Историографический анализ

чему учили в книжных училищах. 2579 1. чему учили в книжных училищах фото. чему учили в книжных училищах-2579 1. картинка чему учили в книжных училищах. картинка 2579 1.В опрос о характере, содержании, уровне и формах древнерусской образованности составлял один из важных предметов напряженной полемики в русской общественной мысли на протяжении последних пяти царствований. В начале XIX века именно он впервые разделил отчетливо два основные русла — славянофилов и западников. В конце XIX века обсуждение этого вопроса находилось на острие «борьбы за школу», своеобразного русского «культуркампфа». Оценку роли Церкви в деле просвещения России, в русской культуре связывали с вопросом о мере участия Церкви в деле просвещения в дальнейшем. Сторонники укрепления влияния Церкви на русскую школу стремились показать, что ее участие в деле просвещения во все периоды русской истории было успешным и плодотворным. Противники (либералы, социалисты) отстаивали тезис о том, что, имея в своих руках все русское просвещение на протяжении веков, русская Церковь так и не сумела его хорошо организовать, а значит, в дальнейшем не должна допускаться к организации школьного дела в России либо радикально изменить собственные подходы к образованию. Задача статьи — показать историографическую эволюцию вопроса, опираясь как на историко-церковные, так и на историко-педагогические подходы и дать очерк его современного состояния.

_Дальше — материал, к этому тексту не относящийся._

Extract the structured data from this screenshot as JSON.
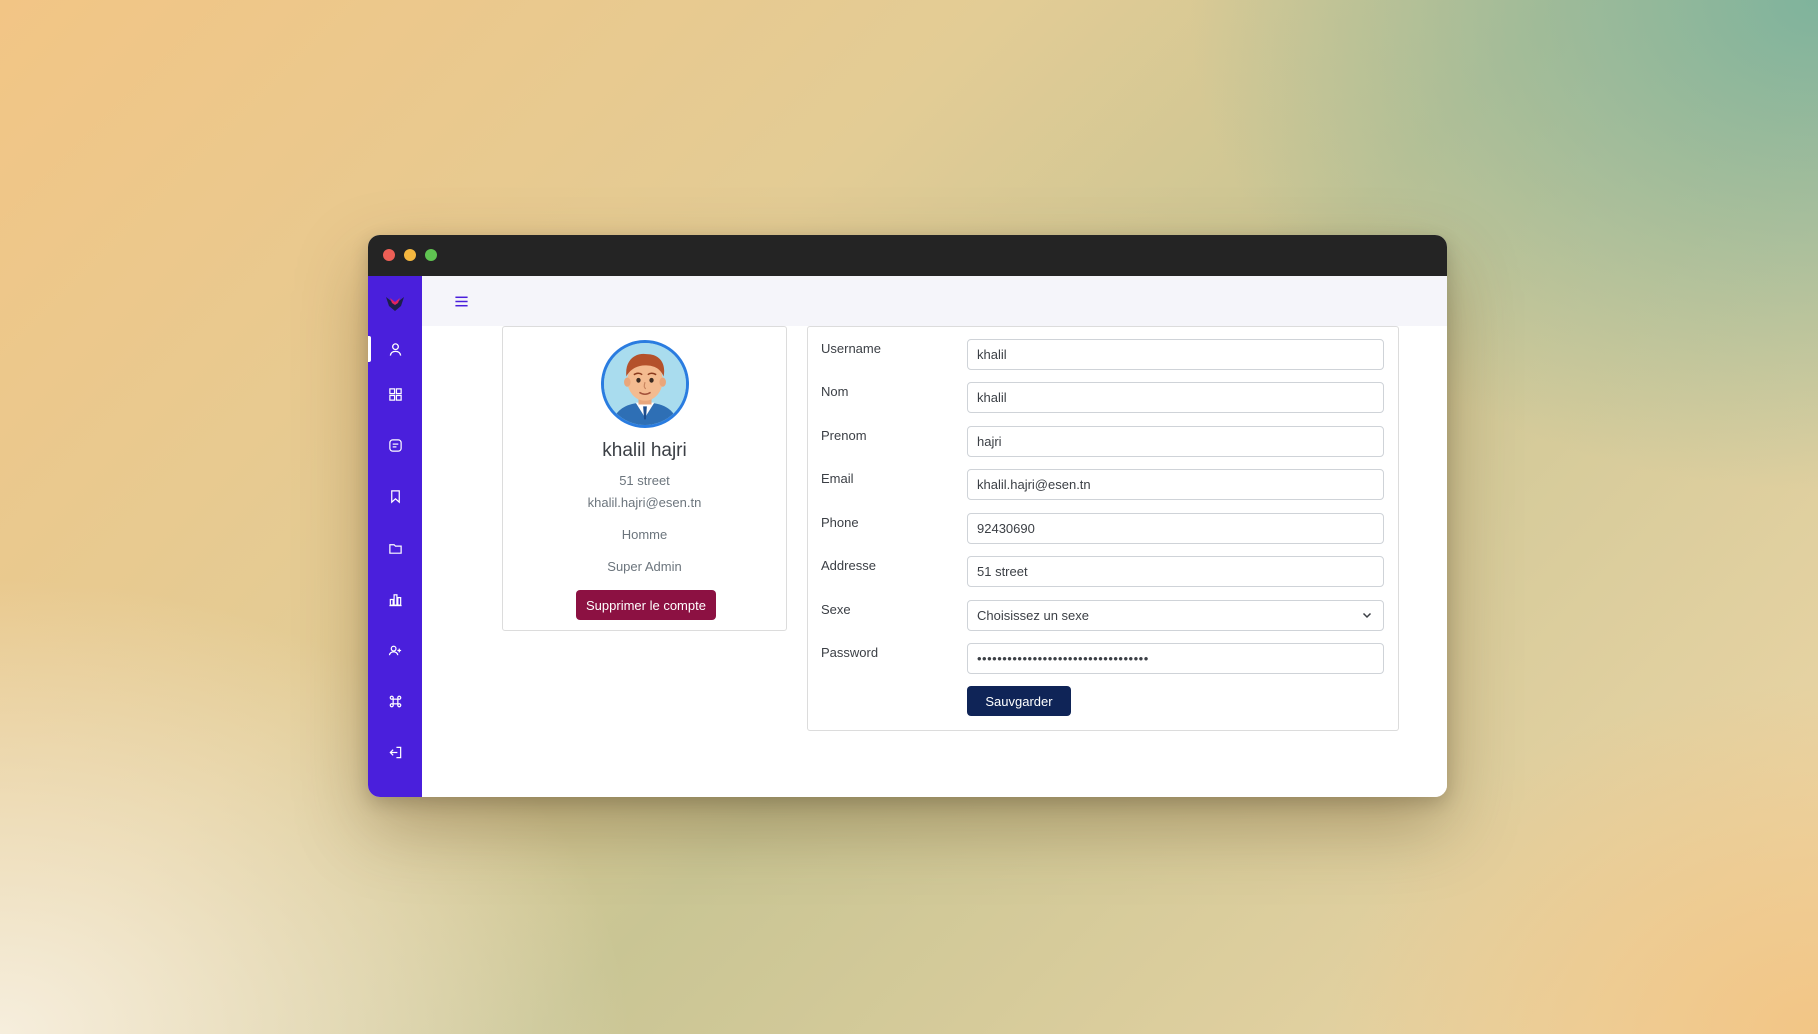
{
  "sidebar": {
    "logo": "app-logo",
    "items": [
      {
        "icon": "user-icon",
        "name": "sidebar-item-profile",
        "active": true
      },
      {
        "icon": "grid-icon",
        "name": "sidebar-item-dashboard"
      },
      {
        "icon": "message-icon",
        "name": "sidebar-item-messages"
      },
      {
        "icon": "bookmark-icon",
        "name": "sidebar-item-bookmarks"
      },
      {
        "icon": "folder-icon",
        "name": "sidebar-item-folders"
      },
      {
        "icon": "bar-chart-icon",
        "name": "sidebar-item-statistics"
      },
      {
        "icon": "user-add-icon",
        "name": "sidebar-item-add-user"
      },
      {
        "icon": "command-icon",
        "name": "sidebar-item-command"
      },
      {
        "icon": "logout-icon",
        "name": "sidebar-item-logout"
      }
    ]
  },
  "topbar": {
    "menu_icon": "hamburger-menu-icon"
  },
  "profile": {
    "full_name": "khalil hajri",
    "address": "51 street",
    "email": "khalil.hajri@esen.tn",
    "gender": "Homme",
    "role": "Super Admin",
    "delete_label": "Supprimer le compte"
  },
  "form": {
    "username_label": "Username",
    "username_value": "khalil",
    "nom_label": "Nom",
    "nom_value": "khalil",
    "prenom_label": "Prenom",
    "prenom_value": "hajri",
    "email_label": "Email",
    "email_value": "khalil.hajri@esen.tn",
    "phone_label": "Phone",
    "phone_value": "92430690",
    "addresse_label": "Addresse",
    "addresse_value": "51 street",
    "sexe_label": "Sexe",
    "sexe_value": "Choisissez un sexe",
    "password_label": "Password",
    "password_value": "••••••••••••••••••••••••••••••••••",
    "save_label": "Sauvgarder"
  },
  "colors": {
    "sidebar": "#4a1fdc",
    "delete_button": "#8c1142",
    "save_button": "#0f2457",
    "avatar_border": "#2a7ce0"
  }
}
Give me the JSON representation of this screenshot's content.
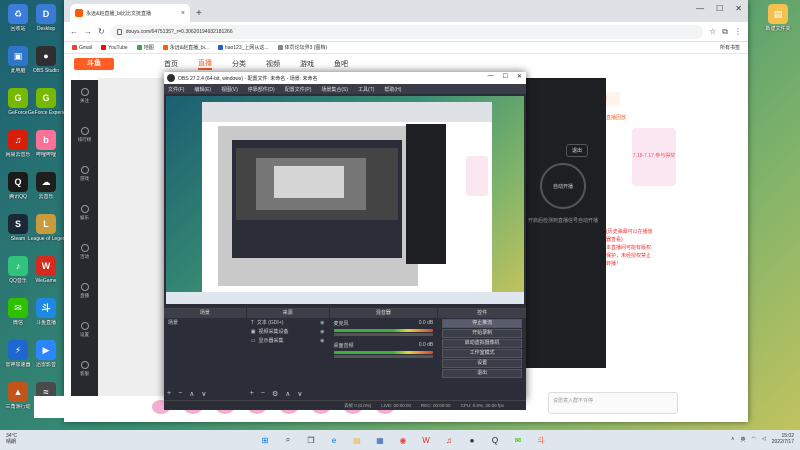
{
  "desktop": {
    "left_icons": [
      {
        "label": "回收站",
        "color": "#3b7dd8",
        "glyph": "♻"
      },
      {
        "label": "此电脑",
        "color": "#2f76c9",
        "glyph": "▣"
      },
      {
        "label": "GeForce",
        "color": "#76b900",
        "glyph": "G"
      },
      {
        "label": "网易云音乐",
        "color": "#d81e06",
        "glyph": "♫"
      },
      {
        "label": "腾讯QQ",
        "color": "#1a1a1a",
        "glyph": "Q"
      },
      {
        "label": "Steam",
        "color": "#1b2838",
        "glyph": "S"
      },
      {
        "label": "QQ音乐",
        "color": "#31c27c",
        "glyph": "♪"
      },
      {
        "label": "微信",
        "color": "#2dc100",
        "glyph": "✉"
      },
      {
        "label": "雷神加速器",
        "color": "#1e66d0",
        "glyph": "⚡"
      },
      {
        "label": "三角洲行动",
        "color": "#c2541a",
        "glyph": "▲"
      }
    ],
    "mid_icons": [
      {
        "label": "Desktop",
        "color": "#3a7bd5",
        "glyph": "D"
      },
      {
        "label": "OBS Studio",
        "color": "#302e31",
        "glyph": "●"
      },
      {
        "label": "GeForce Experience",
        "color": "#76b900",
        "glyph": "G"
      },
      {
        "label": "哔哩哔哩",
        "color": "#fb7299",
        "glyph": "b"
      },
      {
        "label": "云音乐",
        "color": "#1f1f1f",
        "glyph": "☁"
      },
      {
        "label": "League of Legends",
        "color": "#c89b3c",
        "glyph": "L"
      },
      {
        "label": "WeGame",
        "color": "#d52b1e",
        "glyph": "W"
      },
      {
        "label": "斗鱼直播",
        "color": "#1e88e5",
        "glyph": "斗"
      },
      {
        "label": "迅雷影音",
        "color": "#2b86ff",
        "glyph": "▶"
      },
      {
        "label": "Clash",
        "color": "#4a4a4a",
        "glyph": "≈"
      }
    ],
    "right_icons": [
      {
        "label": "新建文件夹",
        "color": "#f2c14e",
        "glyph": "▤"
      }
    ]
  },
  "browser": {
    "tab_title": "永远&赵直播_bi比比文抚直播",
    "url": "douyu.com/6475135?_r=0.30620194932181266",
    "window_controls": [
      "—",
      "☐",
      "✕"
    ],
    "bookmarks": [
      {
        "label": "Gmail",
        "color": "#ea4335"
      },
      {
        "label": "YouTube",
        "color": "#ff0000"
      },
      {
        "label": "地图",
        "color": "#34a853"
      },
      {
        "label": "永远&赵直播_bi...",
        "color": "#ff5a00"
      },
      {
        "label": "hao123_上网从这...",
        "color": "#2a5bd7"
      },
      {
        "label": "体罚论坛界3 (图档)",
        "color": "#888888"
      }
    ],
    "bookmarks_right": "所有书签"
  },
  "douyu": {
    "logo": "斗鱼",
    "nav": [
      "首页",
      "直播",
      "分类",
      "视频",
      "游戏",
      "鱼吧"
    ],
    "active_nav": "直播",
    "sidebar": [
      "关注",
      "排行榜",
      "游戏",
      "娱乐",
      "活动",
      "直播",
      "设置",
      "客服"
    ],
    "right_panel": {
      "gift_label": "PC版PK赛",
      "badge": "直播回放",
      "ad_text": "7.18-7.17 参与得奖",
      "chat_placeholder": "说愿意入群不许停",
      "notice_lines": [
        "(历史弹幕可以在播放",
        "器查看)",
        "本直播间可能有版权",
        "保护，未经授权禁止",
        "转播！"
      ]
    }
  },
  "dark_panel": {
    "circle_label": "自动开播",
    "exit_label": "退出",
    "tip": "开启后检测到直播信号自动开播"
  },
  "obs": {
    "title": "OBS 27.2.4 (64-bit, windows) - 配置文件: 未命名 - 场景: 未命名",
    "menu": [
      "文件(F)",
      "编辑(E)",
      "视图(V)",
      "停靠部件(D)",
      "配置文件(P)",
      "场景集合(S)",
      "工具(T)",
      "帮助(H)"
    ],
    "panels": {
      "scenes": {
        "title": "场景",
        "items": [
          "场景"
        ]
      },
      "sources": {
        "title": "来源",
        "items": [
          "文本 (GDI+)",
          "视频采集设备",
          "显示器采集"
        ]
      },
      "mixer": {
        "title": "混音器",
        "channels": [
          {
            "name": "麦克风",
            "db": "0.0 dB"
          },
          {
            "name": "桌面音频",
            "db": "0.0 dB"
          }
        ]
      },
      "transitions": {
        "title": "转场动画"
      },
      "controls": {
        "title": "控件",
        "buttons": [
          "停止推流",
          "开始录制",
          "启动虚拟摄像机",
          "工作室模式",
          "设置",
          "退出"
        ],
        "active_button": "停止推流"
      }
    },
    "status": [
      "丢帧 0 (0.0%)",
      "LIVE: 00:00:00",
      "REC: 00:00:00",
      "CPU: 0.8%, 30.00 fps"
    ]
  },
  "taskbar": {
    "weather": [
      "34°C",
      "晴朗"
    ],
    "apps": [
      {
        "name": "start",
        "glyph": "⊞",
        "color": "#0078d4"
      },
      {
        "name": "search",
        "glyph": "⌕",
        "color": "#333333"
      },
      {
        "name": "task-view",
        "glyph": "❐",
        "color": "#333333"
      },
      {
        "name": "edge",
        "glyph": "e",
        "color": "#0c7bd9"
      },
      {
        "name": "explorer",
        "glyph": "▤",
        "color": "#f2b53c"
      },
      {
        "name": "store",
        "glyph": "▦",
        "color": "#2b5fb4"
      },
      {
        "name": "chrome",
        "glyph": "◉",
        "color": "#ea4335"
      },
      {
        "name": "wps",
        "glyph": "W",
        "color": "#d22f27"
      },
      {
        "name": "netease",
        "glyph": "♫",
        "color": "#d81e06"
      },
      {
        "name": "obs",
        "glyph": "●",
        "color": "#302e31"
      },
      {
        "name": "qq",
        "glyph": "Q",
        "color": "#1a1a1a"
      },
      {
        "name": "wechat",
        "glyph": "✉",
        "color": "#2dc100"
      },
      {
        "name": "douyu",
        "glyph": "斗",
        "color": "#ff5d23"
      }
    ],
    "ime": "英",
    "time": "15:02",
    "date": "2022/7/17"
  }
}
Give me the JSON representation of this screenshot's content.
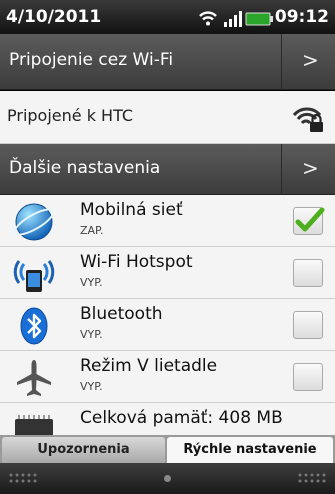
{
  "status_bar": {
    "date": "4/10/2011",
    "time": "09:12"
  },
  "rows": {
    "wifi_connect": {
      "label": "Pripojenie cez Wi-Fi",
      "chevron": ">"
    },
    "connected": {
      "label": "Pripojené k HTC"
    },
    "more_settings": {
      "label": "Ďalšie nastavenia",
      "chevron": ">"
    }
  },
  "items": [
    {
      "title": "Mobilná sieť",
      "subtitle": "ZAP.",
      "checked": true,
      "icon": "globe-icon"
    },
    {
      "title": "Wi-Fi Hotspot",
      "subtitle": "VYP.",
      "checked": false,
      "icon": "wifi-hotspot-icon"
    },
    {
      "title": "Bluetooth",
      "subtitle": "VYP.",
      "checked": false,
      "icon": "bluetooth-icon"
    },
    {
      "title": "Režim V lietadle",
      "subtitle": "VYP.",
      "checked": false,
      "icon": "airplane-icon"
    },
    {
      "title": "Celková pamäť: 408 MB",
      "icon": "memory-chip-icon"
    }
  ],
  "tabs": {
    "notifications": "Upozornenia",
    "quick_settings": "Rýchle nastavenie"
  },
  "colors": {
    "check_green": "#4caf1e",
    "bluetooth_blue": "#1a6fd6"
  }
}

В идеологии петровских и послепетровских образовательных реформ последовательно проводится мысль о полном невежестве допетровской России. Просвещение насаждается на девственной почве, перенимается от образованных европейских народов, где уже дает обильные плоды. Русским следует осваивать плоды просвещения и скорее укоренять его на своих пажитях. Это светское просвещение, оно способствует росту изобилия и совершенствованию нравов, правильному устроению гражданской жизни и пользе государства. Прежнее русское просвещение для решения этих задач бесполезно, оно ограничено исключительно вопросами веры и церковной жизни, распространяется в пределах священнического сословия, и в этих границах и должно оставаться. Идеология эта распространяется тем успешнее, что одно из первых лиц в Церкви — Феофан Прокопович — активный проводник этих идей.

Точку отсчета, исходя из которой данная идеология может быть подвергнута конструктивной критике, а вместе с тем и точку построения научной методологии исследования образованности в русской культуре задает И. В. Киреевский в его работах «XIX век» (1832 г.) и «О характере просвещения Европы и его отношении к просвещению России» (1852). В них мы видим, что, отказываясь от противопоставления «образованного Запада» и «непросвещенной России», он предлагает идею «типа» образованности. И. В. Кириевский обращает внимание на то, что в Древней Руси, несмотря на видимое отсутствие систематического школьного образования, мы встречаемся с высокой культурой нравственного просвещения народа, источником которого является Церковь. Он полагает, что возрожденческий поворот Запада к систематическому образованию по типу античности не может оцениваться однозначно положительно. Этот поворот означал отказ от святоотеческой традиции духовного просвещения, которая не только целиком вбирает в себя систематическую школу античности, но и восполняет ее, образуя новый тип, органично сочетающий «внешнее» (система, логика, дисциплина ума) и «внутреннее» (нравственное, «сердечное») просвещение. Киреевский связывает перспективу развития просвещения в России с утверждением его на основаниях святоотеческой традиции.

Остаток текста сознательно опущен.